Lemongrass and Blueberry Tart
A ginger-graham crust with lemongrass pastry cream and blueberry whipped cream, garnished with fresh blueberries.
Lemongrass Pastry Cream
Ingredients
3 stalks of lemongrass
2 ½ cups whole milk, divided
6 large egg yolks
⅔ cup granulated sugar, divided
⅓ cup cornstarch
1 tsp vanilla extract
Directions
Cut each stalk of lemongrass into thirds. Discard the top third of each stalk. Peel off the outer layer of the bottom thirds of each stalk, then pound all of the remaining lemongrass using a meat tenderizer or rolling pin until fragrant.
Combine 2 cups of the milk and the lemongrass in a small saucepan. Heat, stirring occasionally, until barely steaming and tiny bubbles appear around the edge of the milk. Turn off the heat, cover and let steep for at least 20 minutes.
Whisk the egg yolks, ⅓ cup of sugar, cornstarch, vanilla, and remaining ½ cup milk together in a medium bowl until smooth. Set this bowl on top of a tea towel to ease whisking later on. Strain the lemongrass out of the milk mixture into a separate bowl, using the back of a wooden spoon to squeeze all of the milk out of the lemongrass. Pour the infused milk back into the saucepan along with the remaining ⅓ cup of sugar. Heat once more, until sugar is dissolved and barely steaming.
Turn off the heat. While continuously whisking the yolks, slowly stream the hot infused milk into the yolk mixture to temper the yolks and prevent scrambling. Once all the milk is poured into the yolks, pour it once again into the saucepan. Cook on medium-low heat, stirring with a rubber spatula to scrape the bottom and sides of the pot. Cook until thickened considerably, enough to hold its own shape.Turn off the heat, then whisk to ensure a smooth texture.
Pour the cream into a bowl, then cover with plastic flush to the surface of the cream to prevent a skin forming on top. Refrigerate until completely cool, at least 3 hours.
Ginger Graham Cracker Crust
Ingredients
1 cup graham cracker crumbs
¼ cup granulated sugar
6 tbsp butter, melted
1 tsp ground ginger
Directions
Whisk together the graham cracker crumbs, sugar, and ginger in a small mixing bowl until well dispersed. Pour in the melted butter, then whisk until the mixture has the texture of wet sand.

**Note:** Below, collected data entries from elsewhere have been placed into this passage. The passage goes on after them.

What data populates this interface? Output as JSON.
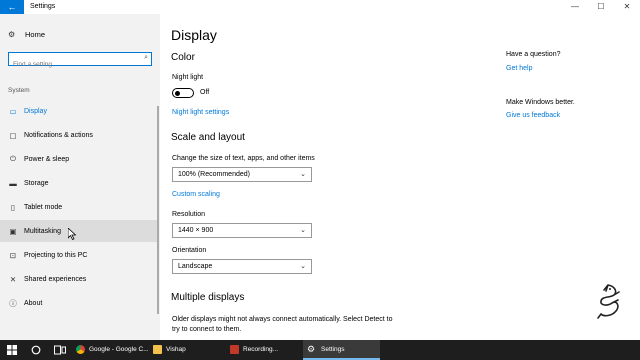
{
  "window": {
    "title": "Settings",
    "back_glyph": "←",
    "minimize_glyph": "—",
    "maximize_glyph": "☐",
    "close_glyph": "✕"
  },
  "sidebar": {
    "home_label": "Home",
    "search_placeholder": "Find a setting",
    "section_label": "System",
    "items": [
      {
        "label": "Display",
        "icon": "monitor-icon",
        "active": true
      },
      {
        "label": "Notifications & actions",
        "icon": "notifications-icon"
      },
      {
        "label": "Power & sleep",
        "icon": "power-icon"
      },
      {
        "label": "Storage",
        "icon": "storage-icon"
      },
      {
        "label": "Tablet mode",
        "icon": "tablet-icon"
      },
      {
        "label": "Multitasking",
        "icon": "multitasking-icon",
        "hover": true
      },
      {
        "label": "Projecting to this PC",
        "icon": "projecting-icon"
      },
      {
        "label": "Shared experiences",
        "icon": "shared-icon"
      },
      {
        "label": "About",
        "icon": "info-icon"
      }
    ]
  },
  "main": {
    "title": "Display",
    "color_heading": "Color",
    "night_light_label": "Night light",
    "night_light_state": "Off",
    "night_light_settings_link": "Night light settings",
    "scale_heading": "Scale and layout",
    "scale_label": "Change the size of text, apps, and other items",
    "scale_value": "100% (Recommended)",
    "custom_scaling_link": "Custom scaling",
    "resolution_label": "Resolution",
    "resolution_value": "1440 × 900",
    "orientation_label": "Orientation",
    "orientation_value": "Landscape",
    "multiple_heading": "Multiple displays",
    "multiple_text": "Older displays might not always connect automatically. Select Detect to try to connect to them."
  },
  "aside": {
    "question_heading": "Have a question?",
    "help_link": "Get help",
    "feedback_heading": "Make Windows better.",
    "feedback_link": "Give us feedback"
  },
  "taskbar": {
    "apps": [
      {
        "label": "Google - Google C...",
        "color": "#e8453c"
      },
      {
        "label": "Vishap",
        "color": "#f4c24c"
      },
      {
        "label": "Recording...",
        "color": "#c0392b"
      },
      {
        "label": "Settings",
        "color": "#ffffff",
        "active": true
      }
    ]
  },
  "colors": {
    "accent": "#0078d7",
    "sidebar_bg": "#f2f2f2",
    "taskbar_bg": "#1e1e1e"
  }
}
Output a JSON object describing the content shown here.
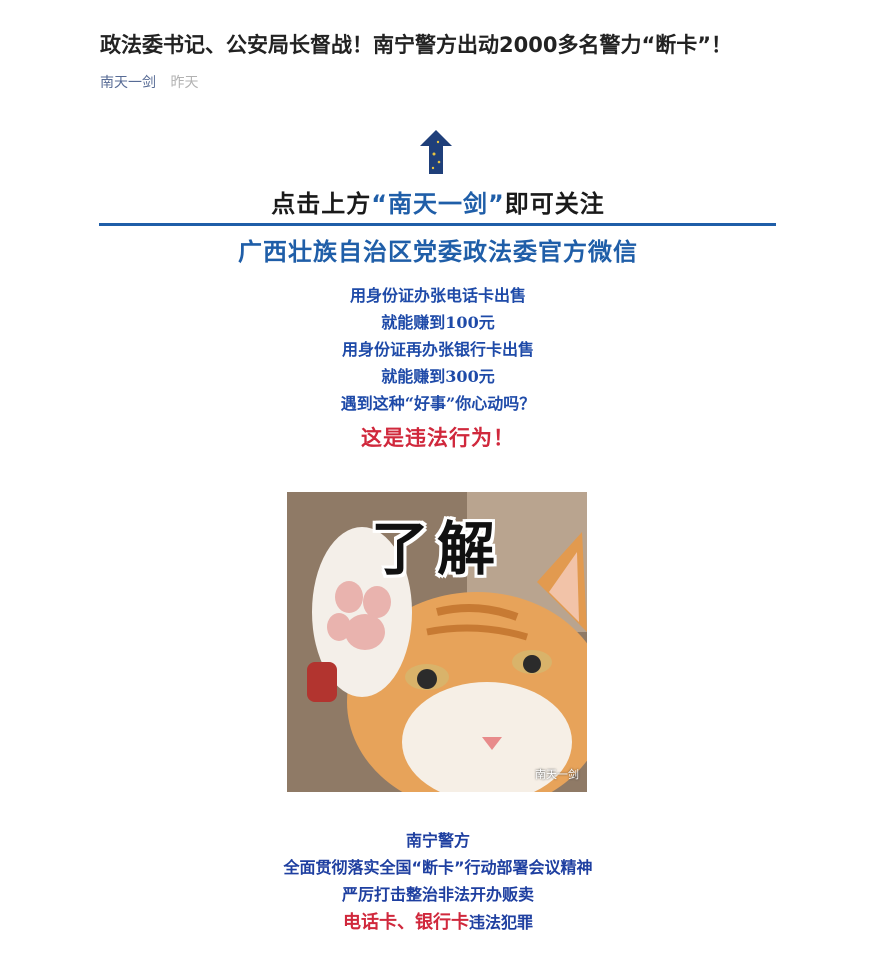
{
  "article": {
    "title": "政法委书记、公安局长督战！南宁警方出动2000多名警力“断卡”！",
    "author": "南天一剑",
    "date": "昨天"
  },
  "banner": {
    "follow_prefix": "点击上方",
    "follow_account": "“南天一剑”",
    "follow_suffix": "即可关注",
    "official": "广西壮族自治区党委政法委官方微信",
    "accent_color": "#1f5ea8",
    "arrow_icon": "up-arrow-icon"
  },
  "intro": {
    "lines": [
      "用身份证办张电话卡出售",
      "就能赚到100元",
      "用身份证再办张银行卡出售",
      "就能赚到300元",
      "遇到这种“好事”你心动吗？"
    ],
    "warning": "这是违法行为！",
    "warning_color": "#d0283c"
  },
  "meme": {
    "caption": "了解",
    "watermark": "南天一剑"
  },
  "closing": {
    "line1": "南宁警方",
    "line2": "全面贯彻落实全国“断卡”行动部署会议精神",
    "line3": "严厉打击整治非法开办贩卖",
    "line4_red": "电话卡、银行卡",
    "line4_blue": "违法犯罪"
  }
}
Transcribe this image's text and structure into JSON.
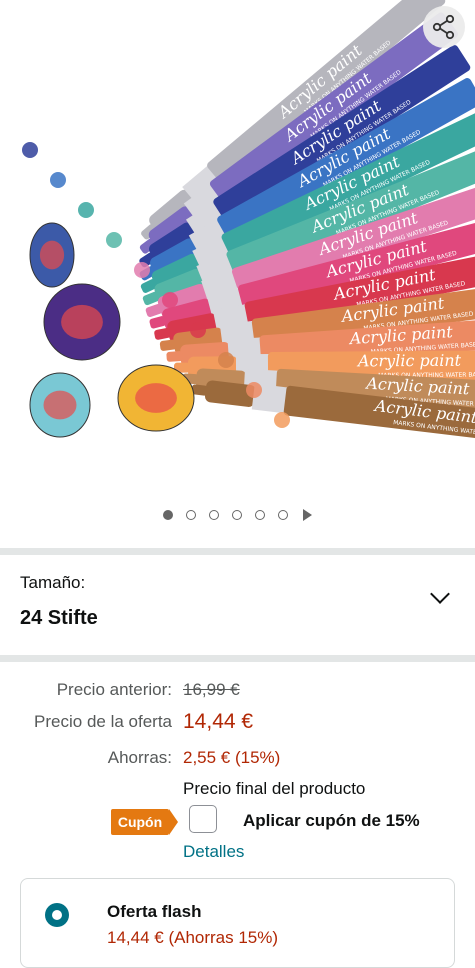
{
  "gallery": {
    "image_alt": "Acrylic paint markers",
    "marker_print": "Acrylic paint",
    "marker_sub": "MARKS ON ANYTHING WATER BASED",
    "dots_total": 6,
    "dot_active": 0,
    "colors": {
      "markers": [
        "#b6b6bd",
        "#7c6cc0",
        "#2f3f9a",
        "#3a74c4",
        "#3aa7a0",
        "#54b6a6",
        "#e27cae",
        "#e0487d",
        "#d8384e",
        "#d5824c",
        "#ec8a63",
        "#f29b5d",
        "#c08b5a",
        "#9b6a3c"
      ],
      "accent": "#b12704",
      "link": "#007185",
      "coupon": "#e47911"
    }
  },
  "size": {
    "label": "Tamaño:",
    "value": "24 Stifte"
  },
  "pricing": {
    "previous_label": "Precio anterior:",
    "previous_value": "16,99 €",
    "deal_label": "Precio de la oferta",
    "deal_value": "14,44 €",
    "savings_label": "Ahorras:",
    "savings_value": "2,55 € (15%)",
    "final_note": "Precio final del producto"
  },
  "coupon": {
    "badge": "Cupón",
    "text": "Aplicar cupón de 15%",
    "details_link": "Detalles"
  },
  "flash": {
    "title": "Oferta flash",
    "price": "14,44 € (Ahorras 15%)"
  }
}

Press the mixture into a 9” tart or pie pan, using a flat-bottomed measuring cup to flatten the bottom and build up the sides. If desired, bake the shell at 375°F for 8 minutes, until fragrant and golden. Baking is recommended for tart shells, not necessary for pie shells. Cool to room temperature, then refrigerated until needed.
Blueberry Whipped Cream
Ingredients
1 cup fresh blueberries
¼ cup granulated sugar
⅓ cup water
½ cup heavy cream, cold
2 tbsp powdered sugar
Directions
Combine the blueberries, granulated sugar, and water together in a small nonstick skillet. Cook over medium heat, stirring occasionally, until the blueberries soften and a sauce forms. Thicken until the sauce is jammy and can coat the back of a spoon. Strain the jam into a small container, using the back of a spoon to squeeze all the juices out of the blueberries. Discard the solids, then refrigerate the jam for at least 2 hours, or until completely cold.
In a chilled bowl, whip the heavy cream until soft peaks form. Add the powdered sugar, then the jam, a tablespoon at a time as desired. Reserve any leftover jam for garnish. Chill until needed.
Assembly
Whisk the pastry cream until completely smooth. Pour the cream into the prepared shell, smoothing with an offset spatula. Cover and freeze for at least 30 minutes to ensure the cream is cold. Spread the whipped cream in the center of the tart, using the back of a spoon to create swirls. Dot the whipped cream with reserved jam, then use the back of a spoon to blend into the cream slightly. Arrange fresh blueberries on top, dust with powdered sugar. Serve cold.